In Hendry v Chartsearch [July 23 1998], the contract contained a prohibition against assignment without the consent of the debtor, with assignment not to be unreasonably withheld. The creditor assigned the benefit of a cause of action under the contract without seeking the consent of the debtor. A majority of the Court of Appeal concluded that, even if it would have been unreasonable for the debtor to refuse consent to the assignment, the failure of the creditor to ask for consent made the assignment ineffective as against the debtor. A qualified prohibition against the transfer of a debt will, therefore, bind the transferee unless either the prior consent of the debtor is given, or a court has declared that the refusal of consent is unreasonable.

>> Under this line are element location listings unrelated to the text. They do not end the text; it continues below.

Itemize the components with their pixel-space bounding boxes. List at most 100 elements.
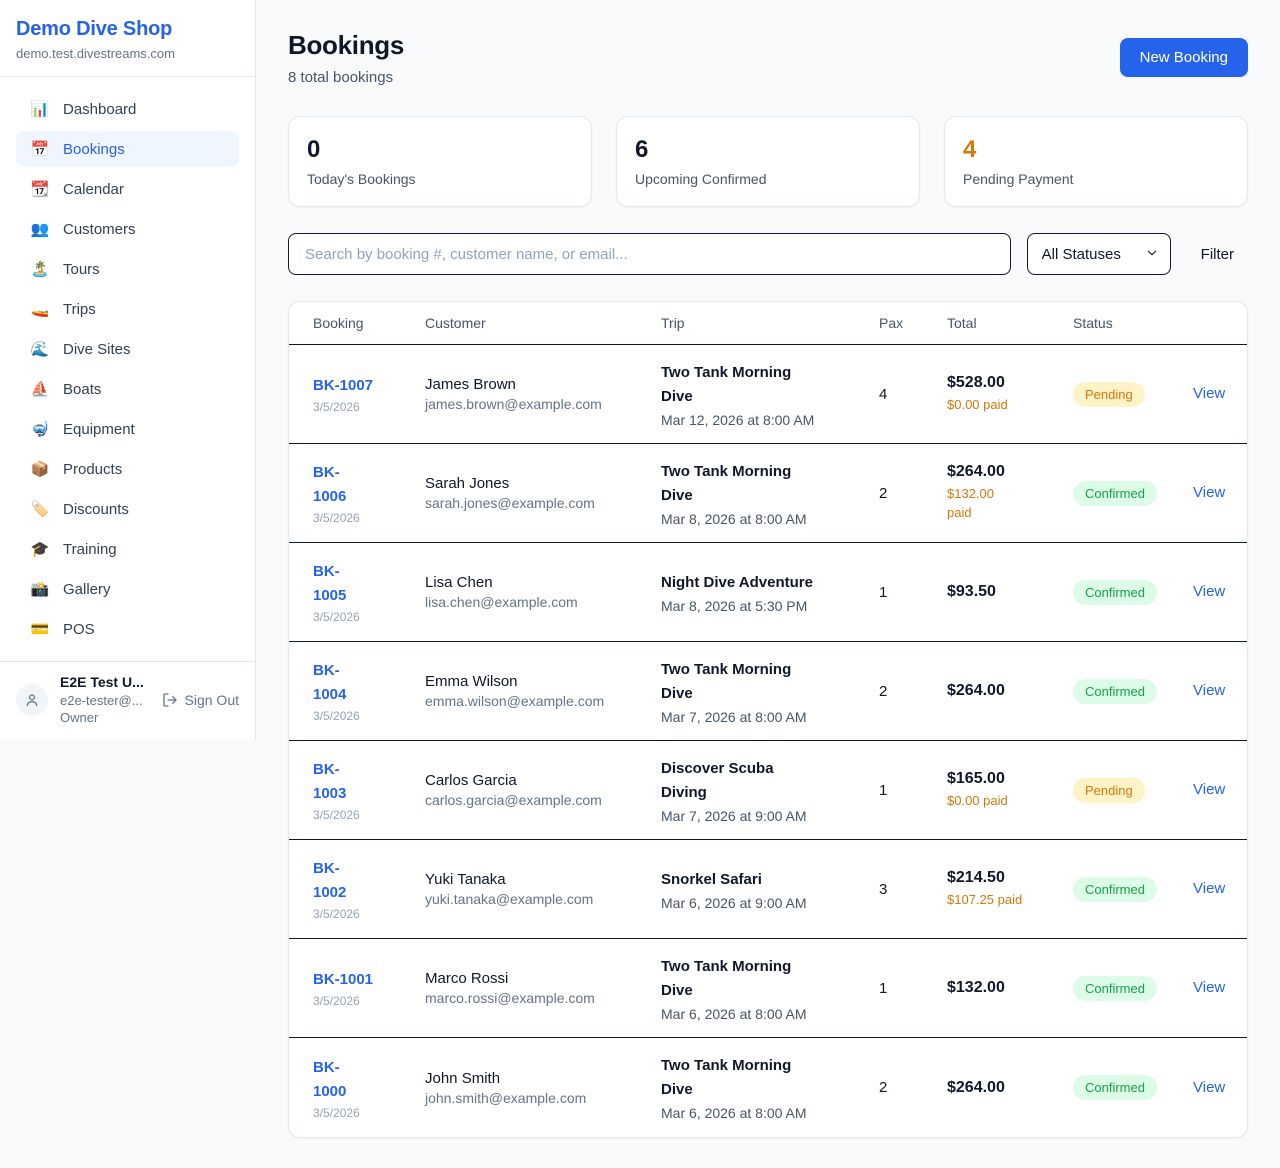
sidebar-item-training[interactable]: 🎓 Training <box>30 540 117 559</box>
total-cell: $165.00 $0.00 paid <box>947 770 1073 811</box>
customer-email: lisa.chen@example.com <box>425 594 578 610</box>
sidebar-item-dashboard[interactable]: 📊 Dashboard <box>30 100 137 119</box>
sidebar-item-gallery[interactable]: 📸 Gallery <box>30 580 111 599</box>
sign-out-button[interactable]: Sign Out <box>162 692 239 708</box>
view-link[interactable]: View <box>1193 1078 1226 1096</box>
view-link[interactable]: View <box>1193 484 1226 501</box>
customer-cell: Marco Rossi marco.rossi@example.com <box>425 970 661 1006</box>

The First Division of the Scottish Court of Session has allowed an appeal in respect of a break cost clause contained in a fixed-rate debenture loan stock instrument. Under the instrument, the issuer was entitled to repurchase the loan stock "subject to [the holder] being fully reimbursed for all costs, charges and expenses incurred by it in connection with the stock". The holder purchased an interest-rate swap under which it received a floating-rate payment to hedge its funding of the purchase of the loan stock. Reversing the decision of the Outer House, it was decided in Bank of Scotland v Dunedin Property Investment Company [May 1 1998], that on its proper construction the break cost clause in the instrument allowed the holder to recover the costs it incurred to break its swap transaction on early redemption of the instrument. This was described as a "commercially sensible interpretation" once it was determined that the issuer was aware that the holder was to enter into some form of hedging arrangement, and that the early termination of that arrangement would give rise to some cost.